Journalist Saeed al-Taweel, editor-in-chief of Al-Khamsa News website, and two other members of the press were killed early on Tuesday as they went to film a building that Israel would soon bomb in Gaza City.
“Unfortunately, they have sent a warning notice to the Hiji building just now that it will be bombed,” al-Taweel said in his last words, shortly before being killed, according to a recording obtained by Al Jazeera. “The area has been evacuated entirely. Women, men, the elderly, kids have all completely fled the area.”
Al-Taweel, Mohammed Subh and Hisham Alnwajha had been standing at a safe distance, hundreds of metres from the stated target. But the air attack instead hit a different building, much closer to them.
Alnwajha suffered serious injuries and was admitted to the intensive care room at Al-Shifa Medical Complex, the Palestinian news agency WAFA reported.
The crew was wearing flak jackets and helmets clearly identifying themselves as members of the press.
Funerals for Subh and al-Taweel were held hours later at a hospital in Gaza City.
As a tribute to their work, the iconic helmets worn by media workers were placed on their bodies, which were covered in white sheets.
Two other journalists, Ibrahim Mohammad Lafi and Mohammad Jarghoun, were shot dead while reporting on Saturday, according to the Palestinian press freedom group MADA and the Journalist Support Committee (JSC), a non-profit that promotes media rights in the Middle East.
Lafi, a photographer for Ain Media, was at the Gaza Strip’s Beit Hanoon crossing, known as Erez to Israelis, as Israel and Hamas locked in a new cycle of escalating violence.
Jarghoun, a reporter with Smart Media, was to the east of Rafah city in the southern Gaza Strip.
Meanwhile, freelance journalist Mohammad el-Salhi was shot dead on the border to the east of Bureij refugee camp in the central Gaza Strip, the New York-based Committee to Protect Journalists (CPJ) reported on Saturday.
Two Palestinian photographers, Nidal al-Wahidi from the Al-Najah channel and Haitham Abdelwahid from the Ain Media agency, have been reported missing since Saturday.

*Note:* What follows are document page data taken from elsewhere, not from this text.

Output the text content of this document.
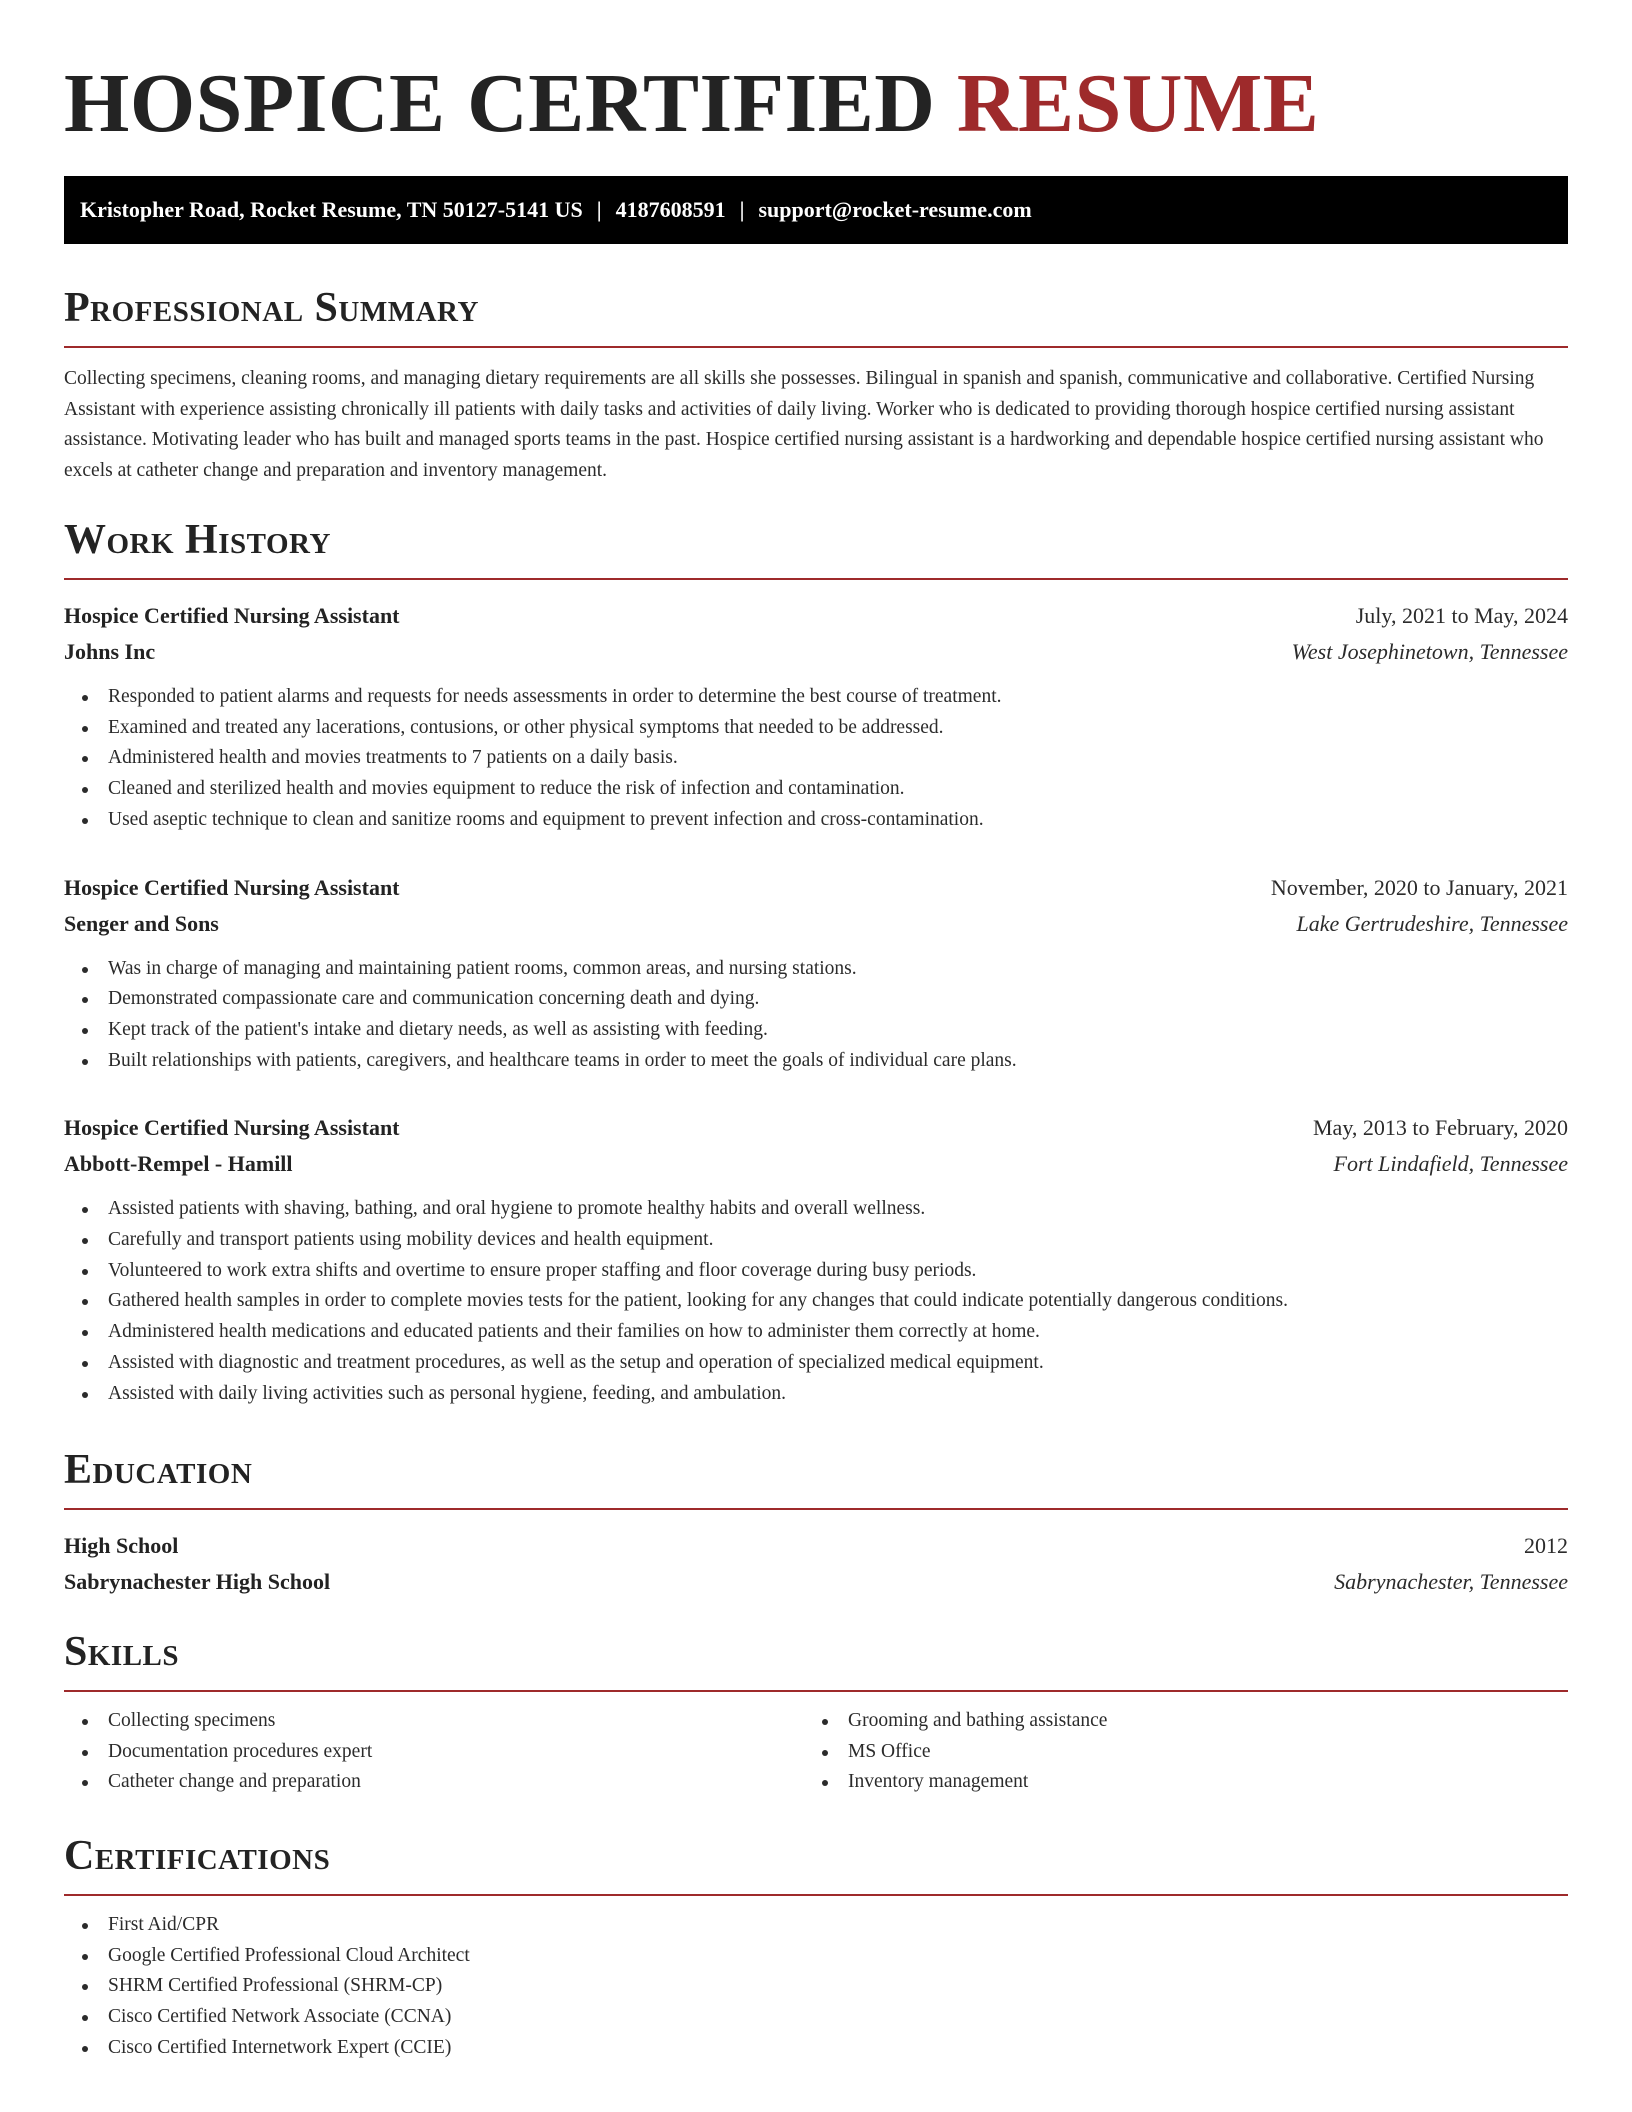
HOSPICE CERTIFIED RESUME
Kristopher Road, Rocket Resume, TN 50127-5141 US | 4187608591 | support@rocket-resume.com
Professional Summary

Collecting specimens, cleaning rooms, and managing dietary requirements are all skills she possesses. Bilingual in spanish and spanish, communicative and collaborative. Certified Nursing Assistant with experience assisting chronically ill patients with daily tasks and activities of daily living. Worker who is dedicated to providing thorough hospice certified nursing assistant assistance. Motivating leader who has built and managed sports teams in the past. Hospice certified nursing assistant is a hardworking and dependable hospice certified nursing assistant who excels at catheter change and preparation and inventory management.

Work History
Hospice Certified Nursing Assistant	July, 2021 to May, 2024
Johns Inc	West Josephinetown, Tennessee
Responded to patient alarms and requests for needs assessments in order to determine the best course of treatment.
Examined and treated any lacerations, contusions, or other physical symptoms that needed to be addressed.
Administered health and movies treatments to 7 patients on a daily basis.
Cleaned and sterilized health and movies equipment to reduce the risk of infection and contamination.
Used aseptic technique to clean and sanitize rooms and equipment to prevent infection and cross-contamination.
Hospice Certified Nursing Assistant	November, 2020 to January, 2021
Senger and Sons	Lake Gertrudeshire, Tennessee
Was in charge of managing and maintaining patient rooms, common areas, and nursing stations.
Demonstrated compassionate care and communication concerning death and dying.
Kept track of the patient's intake and dietary needs, as well as assisting with feeding.
Built relationships with patients, caregivers, and healthcare teams in order to meet the goals of individual care plans.
Hospice Certified Nursing Assistant	May, 2013 to February, 2020
Abbott-Rempel - Hamill	Fort Lindafield, Tennessee
Assisted patients with shaving, bathing, and oral hygiene to promote healthy habits and overall wellness.
Carefully and transport patients using mobility devices and health equipment.
Volunteered to work extra shifts and overtime to ensure proper staffing and floor coverage during busy periods.
Gathered health samples in order to complete movies tests for the patient, looking for any changes that could indicate potentially dangerous conditions.
Administered health medications and educated patients and their families on how to administer them correctly at home.
Assisted with diagnostic and treatment procedures, as well as the setup and operation of specialized medical equipment.
Assisted with daily living activities such as personal hygiene, feeding, and ambulation.
Education
High School	2012
Sabrynachester High School	Sabrynachester, Tennessee
Skills
Collecting specimens
Documentation procedures expert
Catheter change and preparation
Grooming and bathing assistance
MS Office
Inventory management
Certifications
First Aid/CPR
Google Certified Professional Cloud Architect
SHRM Certified Professional (SHRM-CP)
Cisco Certified Network Associate (CCNA)
Cisco Certified Internetwork Expert (CCIE)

Ibrahim Qanan, a correspondent for Al-Ghad channel, was injured by shrapnel in the city of Khan Younis in the southern Gaza Strip, MADA said.
The Palestinian group denounced “the persistence of the Israeli occupation forces in committing more serious crimes and attacks against journalists and media outlets in Palestine”.

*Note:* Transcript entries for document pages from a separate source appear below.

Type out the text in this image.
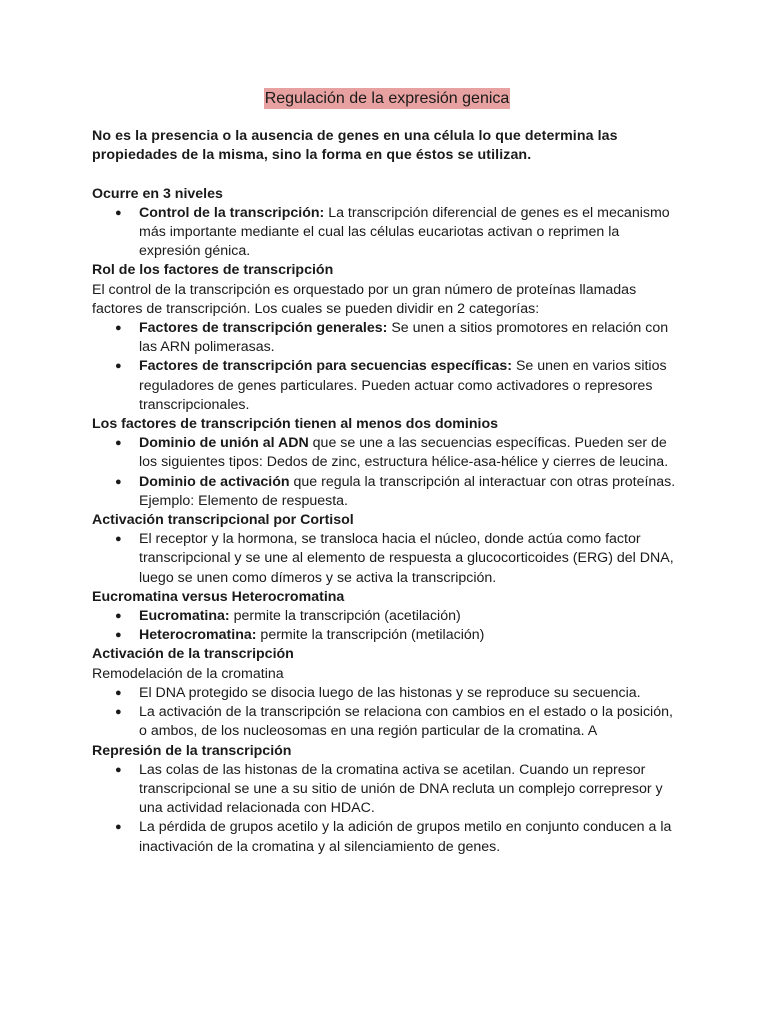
Regulación de la expresión genica

No es la presencia o la ausencia de genes en una célula lo que determina las propiedades de la misma, sino la forma en que éstos se utilizan.

Ocurre en 3 niveles

● Control de la transcripción: La transcripción diferencial de genes es el mecanismo más importante mediante el cual las células eucariotas activan o reprimen la expresión génica.

Rol de los factores de transcripción

El control de la transcripción es orquestado por un gran número de proteínas llamadas factores de transcripción. Los cuales se pueden dividir en 2 categorías:

● Factores de transcripción generales: Se unen a sitios promotores en relación con las ARN polimerasas.
● Factores de transcripción para secuencias específicas: Se unen en varios sitios reguladores de genes particulares. Pueden actuar como activadores o represores transcripcionales.

Los factores de transcripción tienen al menos dos dominios

● Dominio de unión al ADN que se une a las secuencias específicas. Pueden ser de los siguientes tipos: Dedos de zinc, estructura hélice-asa-hélice y cierres de leucina.
● Dominio de activación que regula la transcripción al interactuar con otras proteínas. Ejemplo: Elemento de respuesta.

Activación transcripcional por Cortisol

● El receptor y la hormona, se transloca hacia el núcleo, donde actúa como factor transcripcional y se une al elemento de respuesta a glucocorticoides (ERG) del DNA, luego se unen como dímeros y se activa la transcripción.

Eucromatina versus Heterocromatina

● Eucromatina: permite la transcripción (acetilación)
● Heterocromatina: permite la transcripción (metilación)

Activación de la transcripción

Remodelación de la cromatina

● El DNA protegido se disocia luego de las histonas y se reproduce su secuencia.
● La activación de la transcripción se relaciona con cambios en el estado o la posición, o ambos, de los nucleosomas en una región particular de la cromatina. A

Represión de la transcripción

● Las colas de las histonas de la cromatina activa se acetilan. Cuando un represor transcripcional se une a su sitio de unión de DNA recluta un complejo correpresor y una actividad relacionada con HDAC.
● La pérdida de grupos acetilo y la adición de grupos metilo en conjunto conducen a la inactivación de la cromatina y al silenciamiento de genes.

Sherif Mansour of the CPJ called on “all sides to remember that journalists are civilians and should not be targeted”. “Accurate reporting is critical during times of crisis and the media has a vital role to play in bringing news from Gaza and Israel to the world.”
The CPJ called for an investigation into el-Salhi’s death.
About 1,300 people on both sides of the conflict have died since Hamas, which rules the Gaza Strip, launched a surprise attack on Israeli territory on Saturday.
Israeli shelling has also destroyed the homes of Rami al-Sharafi, the director of Zaman Radio, and Al-Quds Today broadcaster Basil Khair al-Din, MADA reported. Media offices, including the headquarters of Al-Ayyam newspaper in the Palestine Tower, Fadel Shanaa Foundation, Shehab Agency, and Gaza FM Radio were also hit, the group said.
The organisation called for an end to the “impunity” enjoyed by Israeli authorities as “the only key to putting an end to the murders of journalists and … attacks that target freedoms and media outlets in Palestine”.
Members of the press have also reportedly been targeted by authorities in Israel.
According to CPJ, on Saturday a television crew for the privately owned Sky News Arabia said they were assaulted and their equipment damaged by Israeli police in the southern city of Ashkelon.
The channel’s correspondent, Firas Lutfi, said Israeli police aimed rifles at his head, forced him to remove his clothes, confiscated the team’s phones, and made them leave the area under police escort.
Israeli authorities did not reply to CPJ’s requests for comment.
The organisation in May published Deadly Pattern, a report into the Israeli practice of targeting Palestinian journalists.
“No one has ever been charged or held responsible for these deaths,” the organisation said.
The May 11, 2022 killing of Al Jazeera correspondent Shireen Abu Akleh is part of this “deadly, decades-long pattern”, it said.
Over 22 years, CPJ has documented at least 20 journalist killings by members of the Israeli army.